96 lines (88 loc) · 8.55 KB

CRX-Active-Learning

Deep learning model for the regulatory grammar of CRX-dependent enhancers and silencers and code to reproduce analyses related to the manuscript.

Folder organization

  • Data
    • activity_summary_stats_and_metadata.txt: The final, processed activity scores for every sequence measured across all libraries, as well as summary statistics, annotations on how each sequence was created, and assignments to various rounds of learning.
    • modeling_splits.txt: A matrix used during classifier training to determine which data batches are "old" (existing training data) and the newly generated data.
    • processing_config.yml: Configuration file for how the counts data should be processed into activity scores.
    • Downloaded
      • eLifeMotifs.meme: The 8 PWMs used in Friedman et al., 2021.
      • The processing script also expects data from Shepherdson et al., 2023 as retinopathy_data.parquet and retinopathy_metadata.txt.
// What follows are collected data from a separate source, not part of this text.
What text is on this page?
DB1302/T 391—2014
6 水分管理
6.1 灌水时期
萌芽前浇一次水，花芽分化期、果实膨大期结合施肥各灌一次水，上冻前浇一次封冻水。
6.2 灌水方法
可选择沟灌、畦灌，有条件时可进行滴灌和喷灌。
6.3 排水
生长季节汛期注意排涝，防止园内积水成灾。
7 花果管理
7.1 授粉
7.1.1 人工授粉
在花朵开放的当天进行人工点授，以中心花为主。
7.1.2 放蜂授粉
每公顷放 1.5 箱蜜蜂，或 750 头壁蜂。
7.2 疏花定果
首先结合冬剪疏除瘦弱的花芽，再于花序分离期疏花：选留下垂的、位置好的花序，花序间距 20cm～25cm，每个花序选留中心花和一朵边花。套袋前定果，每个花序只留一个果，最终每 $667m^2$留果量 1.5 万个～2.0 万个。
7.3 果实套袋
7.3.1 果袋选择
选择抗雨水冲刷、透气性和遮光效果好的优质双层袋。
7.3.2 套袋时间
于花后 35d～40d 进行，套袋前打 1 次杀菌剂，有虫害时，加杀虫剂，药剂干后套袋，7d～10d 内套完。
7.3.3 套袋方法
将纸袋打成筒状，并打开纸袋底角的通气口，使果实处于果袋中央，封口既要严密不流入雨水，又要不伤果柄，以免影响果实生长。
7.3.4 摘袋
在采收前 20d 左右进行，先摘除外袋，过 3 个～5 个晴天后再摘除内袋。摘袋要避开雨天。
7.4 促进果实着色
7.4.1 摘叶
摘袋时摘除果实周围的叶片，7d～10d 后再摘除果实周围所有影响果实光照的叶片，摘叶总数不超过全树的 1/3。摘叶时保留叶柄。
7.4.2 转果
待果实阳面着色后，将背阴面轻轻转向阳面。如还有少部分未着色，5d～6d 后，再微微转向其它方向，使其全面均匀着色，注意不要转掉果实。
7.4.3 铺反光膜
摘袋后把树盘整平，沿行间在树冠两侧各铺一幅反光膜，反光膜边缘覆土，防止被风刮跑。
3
The Parquet file has been provided here but can be regenerated from the repo for that publication.
      • K562: Contains supplementary data from Agarwal et al., 2023.
    • Measurements
      • All raw barcode counts are in subdirectories called <Library name>/Samples/. Each sample has a .counts file. The directory structure gets filled with intermediates during data processing.
      • joined_qc_metrics.txt: Supplementary Table 5.
    • Sequences
      • BarcodeMapping: files associating barcodes with library members for each assayed library.
      • Fasta: FASTA files with the contents of each assayed library and subsets relevant for modeling.
    • Swaps: Supplementary Tables 6-8.
  • Figures: All figures generated by Jupyter notebooks get output here.
  • RegressionModel/best_model.pth.tar: The parameters for our final regression model.
  • src
    • Scripts for processing the data, training machine learning models, and performing Global Importance Analysis. Detailed below.
    • mpra_tools: Various helper functions for processing, transforming, and visualizing data. With a little bit of work, this could become a standalone package.
    • selene_files
      • enhancer_model.py: The architecture of our CNN classifier.
      • enhancer_resnet_regression.py: The architecture of our final CNN regression model.
      • metrics.py: Wrapper functions to evaluation criteria.
  • Jupyter notebooks are detailed below and are used to generate figures.

Reproducing the results

1. Setup the environment

All scripts and notebooks were run on a cluster managed by SLURM.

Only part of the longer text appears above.